For many of the instructors leading them, it is also a chance to return to the program that helped shape their own careers.
Now in its 15th year, the Summer Dance Intensive brings together approximately 400 students from across the district, continuing a tradition that stretches nearly 30 years.
Camp director, Juliana Williams, understands that legacy firsthand.
Having attended the intensive as a student, she now leads the same program that inspired her years ago.
“Some of these kids might go on to dance in college or come back to be dance educators themselves,” Williams said. “But even if they go on to become a doctor, they leave here being a lifelong patron of the arts.”
Rising fifth grader, Hope T. of Dr. Martin Luther King Jr. Arts Academy, said the camp already changed the way she sees herself.
“When I started dancing, I didn’t really want to stand out,” she said. “I wanted to be in the back and let other people shine.”
That changed after earning a solo role at school.
Now, she says Summer Dance Intensive helped her continue building confidence while allowing her to learn alongside students from across Dallas ISD.
Rather than solely focusing on showcase routines, students spent the five-day intensive mastering core technical skills designed to sustain their dance careers. They spend one daily block on collaborative choreography and rotate through a three-day cultural sequence featuring Folklorico, hip-hop, and African dance.
For South Oak Cliff High School teacher Tatum Rodgers, a 1994 graduate of Booker T. Washington High School for the Performing and Visual Arts, returning to teach at the intensive is a full-circle milestone. The opportunity highlights a contrast to her own time as a student, when dance education was far less robust.

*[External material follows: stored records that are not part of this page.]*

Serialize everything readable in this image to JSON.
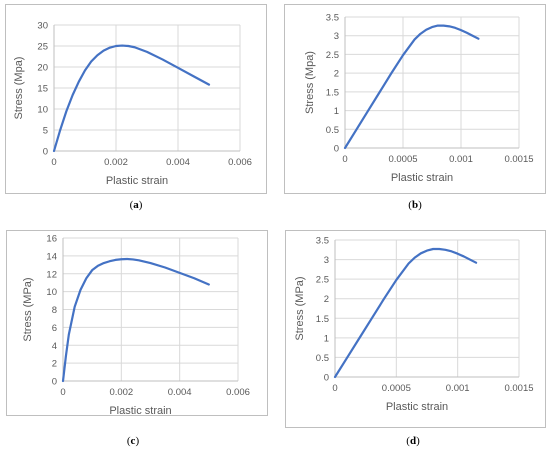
{
  "chart_data": [
    {
      "type": "line",
      "caption_open": "(",
      "caption_letter": "a",
      "caption_close": ")",
      "xlabel": "Plastic strain",
      "ylabel": "Stress (Mpa)",
      "xlim": [
        0,
        0.006
      ],
      "ylim": [
        0,
        30
      ],
      "xticks": [
        "0",
        "0.002",
        "0.004",
        "0.006"
      ],
      "xtick_values": [
        0,
        0.002,
        0.004,
        0.006
      ],
      "yticks": [
        "0",
        "5",
        "10",
        "15",
        "20",
        "25",
        "30"
      ],
      "ytick_values": [
        0,
        5,
        10,
        15,
        20,
        25,
        30
      ],
      "grid": true,
      "color": "#4472c4",
      "series": [
        {
          "x": [
            0,
            0.0002,
            0.0004,
            0.0006,
            0.0008,
            0.001,
            0.0012,
            0.0014,
            0.0016,
            0.0018,
            0.002,
            0.0022,
            0.0024,
            0.0026,
            0.003,
            0.0035,
            0.004,
            0.0045,
            0.005
          ],
          "y": [
            0,
            5.0,
            9.5,
            13.3,
            16.5,
            19.2,
            21.3,
            22.8,
            23.9,
            24.6,
            25.0,
            25.1,
            25.0,
            24.7,
            23.6,
            21.8,
            19.8,
            17.8,
            15.8
          ]
        }
      ]
    },
    {
      "type": "line",
      "caption_open": "(",
      "caption_letter": "b",
      "caption_close": ")",
      "xlabel": "Plastic strain",
      "ylabel": "Stress (Mpa)",
      "xlim": [
        0,
        0.0015
      ],
      "ylim": [
        0,
        3.5
      ],
      "xticks": [
        "0",
        "0.0005",
        "0.001",
        "0.0015"
      ],
      "xtick_values": [
        0,
        0.0005,
        0.001,
        0.0015
      ],
      "yticks": [
        "0",
        "0.5",
        "1",
        "1.5",
        "2",
        "2.5",
        "3",
        "3.5"
      ],
      "ytick_values": [
        0,
        0.5,
        1,
        1.5,
        2,
        2.5,
        3,
        3.5
      ],
      "grid": true,
      "color": "#4472c4",
      "series": [
        {
          "x": [
            0,
            0.0001,
            0.0002,
            0.0003,
            0.0004,
            0.0005,
            0.0006,
            0.00065,
            0.0007,
            0.00075,
            0.0008,
            0.00085,
            0.0009,
            0.00095,
            0.001,
            0.00105,
            0.0011,
            0.00115
          ],
          "y": [
            0,
            0.5,
            1.0,
            1.5,
            2.0,
            2.48,
            2.9,
            3.05,
            3.16,
            3.23,
            3.27,
            3.27,
            3.25,
            3.21,
            3.15,
            3.08,
            3.0,
            2.92
          ]
        }
      ]
    },
    {
      "type": "line",
      "caption_open": "(",
      "caption_letter": "c",
      "caption_close": ")",
      "xlabel": "Plastic strain",
      "ylabel": "Stress (MPa)",
      "xlim": [
        0,
        0.006
      ],
      "ylim": [
        0,
        16
      ],
      "xticks": [
        "0",
        "0.002",
        "0.004",
        "0.006"
      ],
      "xtick_values": [
        0,
        0.002,
        0.004,
        0.006
      ],
      "yticks": [
        "0",
        "2",
        "4",
        "6",
        "8",
        "10",
        "12",
        "14",
        "16"
      ],
      "ytick_values": [
        0,
        2,
        4,
        6,
        8,
        10,
        12,
        14,
        16
      ],
      "grid": true,
      "color": "#4472c4",
      "series": [
        {
          "x": [
            0,
            0.0001,
            0.0002,
            0.0004,
            0.0006,
            0.0008,
            0.001,
            0.0012,
            0.0014,
            0.0016,
            0.0018,
            0.002,
            0.0022,
            0.0024,
            0.0026,
            0.003,
            0.0035,
            0.004,
            0.0045,
            0.005
          ],
          "y": [
            0,
            2.8,
            5.2,
            8.3,
            10.2,
            11.5,
            12.4,
            12.9,
            13.2,
            13.4,
            13.55,
            13.62,
            13.65,
            13.6,
            13.5,
            13.2,
            12.7,
            12.1,
            11.5,
            10.8
          ]
        }
      ]
    },
    {
      "type": "line",
      "caption_open": "(",
      "caption_letter": "d",
      "caption_close": ")",
      "xlabel": "Plastic strain",
      "ylabel": "Stress (MPa)",
      "xlim": [
        0,
        0.0015
      ],
      "ylim": [
        0,
        3.5
      ],
      "xticks": [
        "0",
        "0.0005",
        "0.001",
        "0.0015"
      ],
      "xtick_values": [
        0,
        0.0005,
        0.001,
        0.0015
      ],
      "yticks": [
        "0",
        "0.5",
        "1",
        "1.5",
        "2",
        "2.5",
        "3",
        "3.5"
      ],
      "ytick_values": [
        0,
        0.5,
        1,
        1.5,
        2,
        2.5,
        3,
        3.5
      ],
      "grid": true,
      "color": "#4472c4",
      "series": [
        {
          "x": [
            0,
            0.0001,
            0.0002,
            0.0003,
            0.0004,
            0.0005,
            0.0006,
            0.00065,
            0.0007,
            0.00075,
            0.0008,
            0.00085,
            0.0009,
            0.00095,
            0.001,
            0.00105,
            0.0011,
            0.00115
          ],
          "y": [
            0,
            0.5,
            1.0,
            1.5,
            2.0,
            2.48,
            2.9,
            3.05,
            3.16,
            3.23,
            3.27,
            3.27,
            3.25,
            3.21,
            3.15,
            3.08,
            3.0,
            2.92
          ]
        }
      ]
    }
  ]
}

“It is incredibly exciting to teach here. It is vastly different from when I was a student here because the majority of the dance infrastructure we have now did not exist back then,” she said. “The majority of dance education was isolated or functioned strictly as an after-school club, not as an organized, curricular dance program.”
Beyond perfecting choreography, the intensive camp helps students develop universal life skills they can carry back to their regular classrooms, like time management, collaborative team-building, and real-time problem solving.
Whether students go on to perform professionally, teach the next generation, or simply carry a lifelong appreciation for the arts, the Summer Dance Intensive leaves a lasting impression.
For many, it is more than a week of dance. It is the beginning of a journey that one day may bring them back to inspire the next generation of Dallas ISD dancers.